Gastric tumor has been generally considered as a non-estrogen related tumor. However, a growing number of previous epidemiological observations have shown that the ratio between the male and female incidence of gastric cancer is between 2:1 and 3:1. This difference disappears in females following menopause, and in addition to estrogen levels, this difference is difficult to explain with any one of the other known risk factors (21). Oral contraceptives and estrogen replacement therapy reduce the incidence of gastric cancer (22). The incidence of gastric cancer has been found to increase in females receiving oophorectomy and to decrease in females receiving estrogen replacement therapy (5). The incidence of gastric cancer in males with prostate cancer administered E2 treatment is considerably lower than that in males who have not received treatment (6). In our previous study, estrogen at high concentrations inhibited the growth of gastric cancer cells, while at low concentrations promoted cell growth (data not published). This highlighted marked explanations to the epidemiological mystery that the incidence of gastric cancer in males has been considerably higher than that in females. In addition, estrogen may induce GRP78, which has been found to correlate with cell viability and resistance to paclitaxel and cisplatin in endometrial cancer (11). Administration of a small volume of E2, prolonged the survival of rats by 3 h by ameliorating endoplasmic reticulum stress (12). Isoflavones, which have a structure similar to that of E2, may protect SH-SY5Y cells from cell death by suppressing endoplasmic reticulum stress. In the current study, 10−9 M E2 was found to counteract endoplasmic reticulum stress-induced apoptosis.

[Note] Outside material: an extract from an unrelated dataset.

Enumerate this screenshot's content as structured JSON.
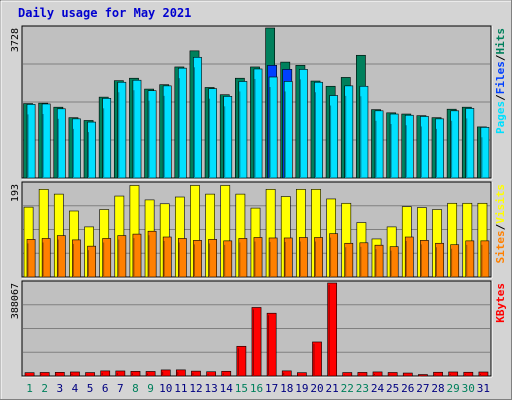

Akt, also known as protein kinase B, is a serine/threonine protein kinase that has been shown to regulate the balance between cell survival and apoptosis (23,24). Misregulation of the Akt signaling pathway has been found to play a central role in tumorigenesis. Activation of Akt tips the balance of cells into prosurvival pathways, which is often found to correlate with tumor progression by directly phosphorylating and inactivating proteins, including Bad and procaspase 9 (25,26). However, reduced activity of Akt tips the balance toward apoptosis. It has been previously reported that endoplasmic reticulum stress-induced apoptosis is associated with a reduction in phospho-Akt (27,28). In addition, estrogen activates the PI3K-Akt pathway through ER α- and ER β-independent mechanisms in breast cancer (29,30). In the present study, the dephosphorylation of Akt at Ser473 was found to be involved in apoptosis induced by endoplasmic reticulum stress. In addition, simultaneous treatment with E2 at a concentration of 10−9 M may counteract endoplasmic reticulum stress-induced apoptosis by the Akt pathway.